We hypothesize that AI-supported data analytic pipelines of routine hemato-analyzer data may support the diagnostic trajectory of MDS and other hematopoietic disorders. The objective of this study was therefore to explore the potential of raw hemato-analyzer data for improving diagnostics of hematopoietic disorders. Here, we describe our initial data cleaning and analysis of these hemato-analyzer data, including opportunities and challenges.
We performed a retrospective study using routine laboratory data from the Utrecht Patient Oriented Database (UPOD). We included all patients diagnosed with hematopoietic or hemato-oncological disorders (based on assigned ICD-10 and ICD-O codes) between 2007 and May 2025 and their raw hemato-analyzer data from the Abbott Alinity hq analyzers. Data analysis was performed in Python (v3.13.1). We excluded the records in preprocessing where advanced parameters were missing and filtered the data on samples which were obtained prior to the diagnostic time point (-180 until +7 days).
A total of 10.227 individual patients with 260 distinct assigned diagnoses were included (Figure 1). Assignment of diagnoses yielded several complexities, including overlapping diagnostic labels, patients with multiple or sequential diagnoses, and uncertainty regarding the exact diagnose time point. These issues were discussed in a multidisciplinary team, resulting in a final classification into seven diagnostic groups (Table 1).

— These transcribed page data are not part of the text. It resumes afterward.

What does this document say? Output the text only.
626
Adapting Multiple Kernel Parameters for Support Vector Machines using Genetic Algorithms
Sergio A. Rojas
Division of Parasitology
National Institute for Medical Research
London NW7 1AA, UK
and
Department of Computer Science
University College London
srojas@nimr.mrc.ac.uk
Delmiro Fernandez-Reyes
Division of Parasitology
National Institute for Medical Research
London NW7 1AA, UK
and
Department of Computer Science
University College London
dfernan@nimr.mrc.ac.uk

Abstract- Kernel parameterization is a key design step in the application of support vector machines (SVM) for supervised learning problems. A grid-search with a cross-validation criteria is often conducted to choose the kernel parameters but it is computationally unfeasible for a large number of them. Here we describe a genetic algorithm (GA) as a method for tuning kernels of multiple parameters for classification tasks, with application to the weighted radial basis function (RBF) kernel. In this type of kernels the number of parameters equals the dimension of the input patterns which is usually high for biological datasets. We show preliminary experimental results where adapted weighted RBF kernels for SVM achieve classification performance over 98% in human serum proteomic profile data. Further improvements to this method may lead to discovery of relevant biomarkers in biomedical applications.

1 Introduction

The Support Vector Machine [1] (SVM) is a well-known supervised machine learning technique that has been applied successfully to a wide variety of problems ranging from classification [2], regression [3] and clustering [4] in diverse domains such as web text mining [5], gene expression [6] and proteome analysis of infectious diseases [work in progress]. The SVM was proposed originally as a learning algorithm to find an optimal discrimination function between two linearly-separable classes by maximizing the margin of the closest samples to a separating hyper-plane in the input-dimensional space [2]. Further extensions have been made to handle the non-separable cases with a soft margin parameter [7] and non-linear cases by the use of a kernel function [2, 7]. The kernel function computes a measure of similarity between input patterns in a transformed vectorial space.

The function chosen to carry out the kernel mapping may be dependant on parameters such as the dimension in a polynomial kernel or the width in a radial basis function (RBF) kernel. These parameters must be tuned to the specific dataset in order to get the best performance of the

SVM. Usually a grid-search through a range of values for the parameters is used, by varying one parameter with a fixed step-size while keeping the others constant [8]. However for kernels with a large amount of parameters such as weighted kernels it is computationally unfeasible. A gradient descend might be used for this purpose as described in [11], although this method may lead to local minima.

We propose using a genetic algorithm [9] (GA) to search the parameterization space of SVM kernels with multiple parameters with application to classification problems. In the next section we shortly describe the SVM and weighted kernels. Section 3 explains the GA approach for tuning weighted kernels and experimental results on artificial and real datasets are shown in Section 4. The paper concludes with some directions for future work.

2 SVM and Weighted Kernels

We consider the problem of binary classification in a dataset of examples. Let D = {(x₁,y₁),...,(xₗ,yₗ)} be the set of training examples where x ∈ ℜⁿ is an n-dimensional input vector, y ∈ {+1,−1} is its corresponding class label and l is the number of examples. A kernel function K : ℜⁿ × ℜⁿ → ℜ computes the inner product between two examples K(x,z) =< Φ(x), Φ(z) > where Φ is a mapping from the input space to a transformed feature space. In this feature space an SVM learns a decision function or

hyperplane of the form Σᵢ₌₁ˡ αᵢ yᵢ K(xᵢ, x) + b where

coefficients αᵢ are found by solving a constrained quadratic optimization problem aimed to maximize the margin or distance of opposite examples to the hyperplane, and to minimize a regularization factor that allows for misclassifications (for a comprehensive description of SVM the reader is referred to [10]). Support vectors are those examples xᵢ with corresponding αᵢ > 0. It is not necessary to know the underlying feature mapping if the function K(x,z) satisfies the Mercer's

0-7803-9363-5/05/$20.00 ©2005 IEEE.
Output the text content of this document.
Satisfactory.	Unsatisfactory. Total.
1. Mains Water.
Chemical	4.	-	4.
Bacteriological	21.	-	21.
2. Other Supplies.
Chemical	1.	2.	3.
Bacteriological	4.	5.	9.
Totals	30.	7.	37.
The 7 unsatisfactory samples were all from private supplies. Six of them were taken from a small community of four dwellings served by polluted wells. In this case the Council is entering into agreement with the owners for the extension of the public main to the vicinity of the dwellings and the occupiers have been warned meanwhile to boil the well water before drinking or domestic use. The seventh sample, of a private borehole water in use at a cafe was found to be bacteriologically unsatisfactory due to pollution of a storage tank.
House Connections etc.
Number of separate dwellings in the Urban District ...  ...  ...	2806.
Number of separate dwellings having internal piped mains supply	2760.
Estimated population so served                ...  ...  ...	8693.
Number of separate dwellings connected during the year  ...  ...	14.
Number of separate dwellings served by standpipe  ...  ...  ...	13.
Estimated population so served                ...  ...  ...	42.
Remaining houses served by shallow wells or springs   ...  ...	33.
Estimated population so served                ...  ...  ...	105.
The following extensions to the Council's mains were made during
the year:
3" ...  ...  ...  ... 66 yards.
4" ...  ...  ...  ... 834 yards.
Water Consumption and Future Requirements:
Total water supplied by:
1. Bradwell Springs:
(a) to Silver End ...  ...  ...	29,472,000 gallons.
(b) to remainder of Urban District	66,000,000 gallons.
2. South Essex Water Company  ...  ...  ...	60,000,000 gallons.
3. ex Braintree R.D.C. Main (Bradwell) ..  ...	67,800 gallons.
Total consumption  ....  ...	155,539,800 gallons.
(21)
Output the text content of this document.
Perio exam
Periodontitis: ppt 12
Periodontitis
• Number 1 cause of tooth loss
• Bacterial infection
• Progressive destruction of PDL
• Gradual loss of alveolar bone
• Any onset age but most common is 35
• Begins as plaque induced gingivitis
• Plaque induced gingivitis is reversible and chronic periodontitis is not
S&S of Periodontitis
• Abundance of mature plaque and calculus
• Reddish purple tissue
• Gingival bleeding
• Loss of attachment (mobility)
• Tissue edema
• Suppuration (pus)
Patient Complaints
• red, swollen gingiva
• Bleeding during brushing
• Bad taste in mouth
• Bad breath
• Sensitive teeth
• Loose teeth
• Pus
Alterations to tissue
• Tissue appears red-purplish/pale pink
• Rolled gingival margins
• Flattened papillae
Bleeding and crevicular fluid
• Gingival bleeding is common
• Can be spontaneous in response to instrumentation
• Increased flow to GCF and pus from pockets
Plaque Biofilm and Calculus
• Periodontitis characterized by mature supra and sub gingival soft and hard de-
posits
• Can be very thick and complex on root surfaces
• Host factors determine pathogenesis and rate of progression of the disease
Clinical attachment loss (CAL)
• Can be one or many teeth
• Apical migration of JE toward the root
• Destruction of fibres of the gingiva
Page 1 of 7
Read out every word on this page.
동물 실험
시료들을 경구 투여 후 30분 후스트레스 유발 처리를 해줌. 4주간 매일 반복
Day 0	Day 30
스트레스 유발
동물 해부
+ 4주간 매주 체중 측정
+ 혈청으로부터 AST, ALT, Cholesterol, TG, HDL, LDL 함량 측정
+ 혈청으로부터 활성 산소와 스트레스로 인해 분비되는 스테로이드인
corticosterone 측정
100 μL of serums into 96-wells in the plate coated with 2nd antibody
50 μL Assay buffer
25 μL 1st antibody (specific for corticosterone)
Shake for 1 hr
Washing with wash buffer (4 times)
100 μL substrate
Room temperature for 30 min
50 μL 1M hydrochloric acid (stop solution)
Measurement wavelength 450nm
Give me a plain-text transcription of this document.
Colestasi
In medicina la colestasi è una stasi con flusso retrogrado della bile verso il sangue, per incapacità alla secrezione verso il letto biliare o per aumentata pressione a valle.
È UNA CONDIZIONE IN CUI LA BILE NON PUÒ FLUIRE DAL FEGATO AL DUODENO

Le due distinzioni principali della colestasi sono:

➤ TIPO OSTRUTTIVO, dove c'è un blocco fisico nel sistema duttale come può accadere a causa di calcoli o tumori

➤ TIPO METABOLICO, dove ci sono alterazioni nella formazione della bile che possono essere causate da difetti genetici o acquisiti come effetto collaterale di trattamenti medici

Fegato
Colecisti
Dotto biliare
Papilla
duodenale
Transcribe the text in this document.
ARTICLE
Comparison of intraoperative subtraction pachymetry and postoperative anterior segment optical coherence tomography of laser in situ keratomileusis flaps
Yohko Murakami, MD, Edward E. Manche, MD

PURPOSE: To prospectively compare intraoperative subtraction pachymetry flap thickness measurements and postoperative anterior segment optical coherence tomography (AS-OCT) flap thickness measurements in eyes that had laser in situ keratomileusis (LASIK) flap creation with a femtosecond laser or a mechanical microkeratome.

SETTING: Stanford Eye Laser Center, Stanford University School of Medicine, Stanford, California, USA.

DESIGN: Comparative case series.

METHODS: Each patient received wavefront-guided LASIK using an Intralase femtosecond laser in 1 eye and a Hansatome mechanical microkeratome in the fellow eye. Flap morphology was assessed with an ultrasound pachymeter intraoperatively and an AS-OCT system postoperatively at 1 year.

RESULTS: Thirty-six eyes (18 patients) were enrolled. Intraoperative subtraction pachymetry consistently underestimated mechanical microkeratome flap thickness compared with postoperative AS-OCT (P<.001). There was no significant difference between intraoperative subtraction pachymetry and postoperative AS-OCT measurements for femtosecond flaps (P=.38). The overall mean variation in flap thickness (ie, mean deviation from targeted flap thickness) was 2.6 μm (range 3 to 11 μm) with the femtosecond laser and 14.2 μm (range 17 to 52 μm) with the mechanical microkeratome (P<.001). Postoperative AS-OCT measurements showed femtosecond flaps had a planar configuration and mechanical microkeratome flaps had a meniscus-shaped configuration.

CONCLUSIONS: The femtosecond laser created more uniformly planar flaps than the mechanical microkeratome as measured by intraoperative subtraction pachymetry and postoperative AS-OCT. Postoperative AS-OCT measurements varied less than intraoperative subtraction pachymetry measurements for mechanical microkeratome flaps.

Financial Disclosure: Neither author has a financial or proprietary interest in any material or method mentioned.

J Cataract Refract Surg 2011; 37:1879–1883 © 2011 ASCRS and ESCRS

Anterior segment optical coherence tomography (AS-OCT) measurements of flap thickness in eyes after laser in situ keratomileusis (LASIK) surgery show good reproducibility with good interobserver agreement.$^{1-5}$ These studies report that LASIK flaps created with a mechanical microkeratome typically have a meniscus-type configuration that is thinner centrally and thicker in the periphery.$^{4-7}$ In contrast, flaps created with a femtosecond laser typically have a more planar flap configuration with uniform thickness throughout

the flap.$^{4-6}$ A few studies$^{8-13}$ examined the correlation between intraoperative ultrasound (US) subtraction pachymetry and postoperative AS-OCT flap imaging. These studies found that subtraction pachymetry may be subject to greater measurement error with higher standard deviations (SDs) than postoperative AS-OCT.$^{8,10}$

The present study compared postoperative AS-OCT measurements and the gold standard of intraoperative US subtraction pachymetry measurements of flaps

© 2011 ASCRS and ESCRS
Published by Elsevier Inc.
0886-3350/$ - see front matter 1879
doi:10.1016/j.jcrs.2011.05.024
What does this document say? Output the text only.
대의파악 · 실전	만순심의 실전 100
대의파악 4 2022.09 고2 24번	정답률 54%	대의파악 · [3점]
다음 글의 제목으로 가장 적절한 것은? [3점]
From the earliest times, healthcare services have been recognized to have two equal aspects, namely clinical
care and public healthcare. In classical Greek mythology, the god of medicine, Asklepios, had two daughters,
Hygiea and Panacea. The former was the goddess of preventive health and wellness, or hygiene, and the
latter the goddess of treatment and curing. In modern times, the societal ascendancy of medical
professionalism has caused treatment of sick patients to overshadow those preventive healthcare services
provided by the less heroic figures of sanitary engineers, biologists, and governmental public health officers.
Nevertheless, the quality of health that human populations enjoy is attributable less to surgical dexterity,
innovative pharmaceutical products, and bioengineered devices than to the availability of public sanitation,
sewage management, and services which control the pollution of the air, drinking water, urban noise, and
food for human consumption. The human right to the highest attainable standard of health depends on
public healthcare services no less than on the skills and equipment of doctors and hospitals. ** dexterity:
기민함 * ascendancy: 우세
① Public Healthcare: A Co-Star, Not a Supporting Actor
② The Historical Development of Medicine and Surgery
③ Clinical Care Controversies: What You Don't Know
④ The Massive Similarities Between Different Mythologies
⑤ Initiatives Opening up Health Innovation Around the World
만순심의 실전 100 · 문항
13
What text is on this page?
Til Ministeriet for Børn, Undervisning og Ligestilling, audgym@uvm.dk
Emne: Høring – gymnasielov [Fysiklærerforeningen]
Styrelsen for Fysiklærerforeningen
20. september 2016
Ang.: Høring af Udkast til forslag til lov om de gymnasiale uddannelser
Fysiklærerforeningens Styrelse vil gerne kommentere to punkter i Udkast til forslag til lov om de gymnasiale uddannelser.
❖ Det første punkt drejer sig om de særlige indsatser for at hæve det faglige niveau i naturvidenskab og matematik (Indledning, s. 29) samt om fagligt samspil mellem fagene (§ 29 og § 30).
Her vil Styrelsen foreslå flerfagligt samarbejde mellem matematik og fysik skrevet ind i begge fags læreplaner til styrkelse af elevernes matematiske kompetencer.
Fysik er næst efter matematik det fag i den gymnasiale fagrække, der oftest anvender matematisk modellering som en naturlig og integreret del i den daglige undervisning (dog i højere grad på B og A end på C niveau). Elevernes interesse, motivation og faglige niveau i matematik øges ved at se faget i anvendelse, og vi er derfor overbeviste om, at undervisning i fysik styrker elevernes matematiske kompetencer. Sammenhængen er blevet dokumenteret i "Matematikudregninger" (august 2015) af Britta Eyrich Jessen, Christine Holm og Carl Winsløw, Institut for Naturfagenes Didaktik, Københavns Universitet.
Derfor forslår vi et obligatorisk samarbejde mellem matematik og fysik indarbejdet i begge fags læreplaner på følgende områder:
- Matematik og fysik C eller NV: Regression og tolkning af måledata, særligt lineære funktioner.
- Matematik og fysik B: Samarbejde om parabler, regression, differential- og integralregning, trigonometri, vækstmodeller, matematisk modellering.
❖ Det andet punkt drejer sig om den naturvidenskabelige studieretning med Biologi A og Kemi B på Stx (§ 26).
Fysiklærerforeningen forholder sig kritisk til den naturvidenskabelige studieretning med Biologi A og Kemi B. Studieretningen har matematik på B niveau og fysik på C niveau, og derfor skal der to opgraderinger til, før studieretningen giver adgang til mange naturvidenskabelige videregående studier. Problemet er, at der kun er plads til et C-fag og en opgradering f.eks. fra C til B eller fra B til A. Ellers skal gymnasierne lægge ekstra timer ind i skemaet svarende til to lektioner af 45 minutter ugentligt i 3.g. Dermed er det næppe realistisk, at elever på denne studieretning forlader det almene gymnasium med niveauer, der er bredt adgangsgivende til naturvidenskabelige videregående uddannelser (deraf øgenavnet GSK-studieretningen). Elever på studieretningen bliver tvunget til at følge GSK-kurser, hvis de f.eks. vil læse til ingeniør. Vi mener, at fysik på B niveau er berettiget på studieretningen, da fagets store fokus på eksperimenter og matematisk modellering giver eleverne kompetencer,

Preprocessing steps consecutively excluded 4899 patients due to missingness or use of a different analyzer, and 2532 patients because of the time window, leaving 2796 individuals for analysis (Figure 1).
Our multi-step filtering process ensured a fit-for-purpose dataset of raw hemato-analyzer data suitable for exploratory data clustering and biomarker discovery to improve diagnostics of hematopoietic disorders. Currently, the use of routine care data is hampered by vendor- and machine type-specific preprocessing requirements of hemato-analyzer data and department and healthcare professional-specific preprocessing requirements for diagnosis data. Only through interdisciplinary collaboration between healthcare professionals, laboratory specialists, data scientists and researchers, we can leverage the potential of routine care data to gain new diagnostic insights and feed them back into clinical care.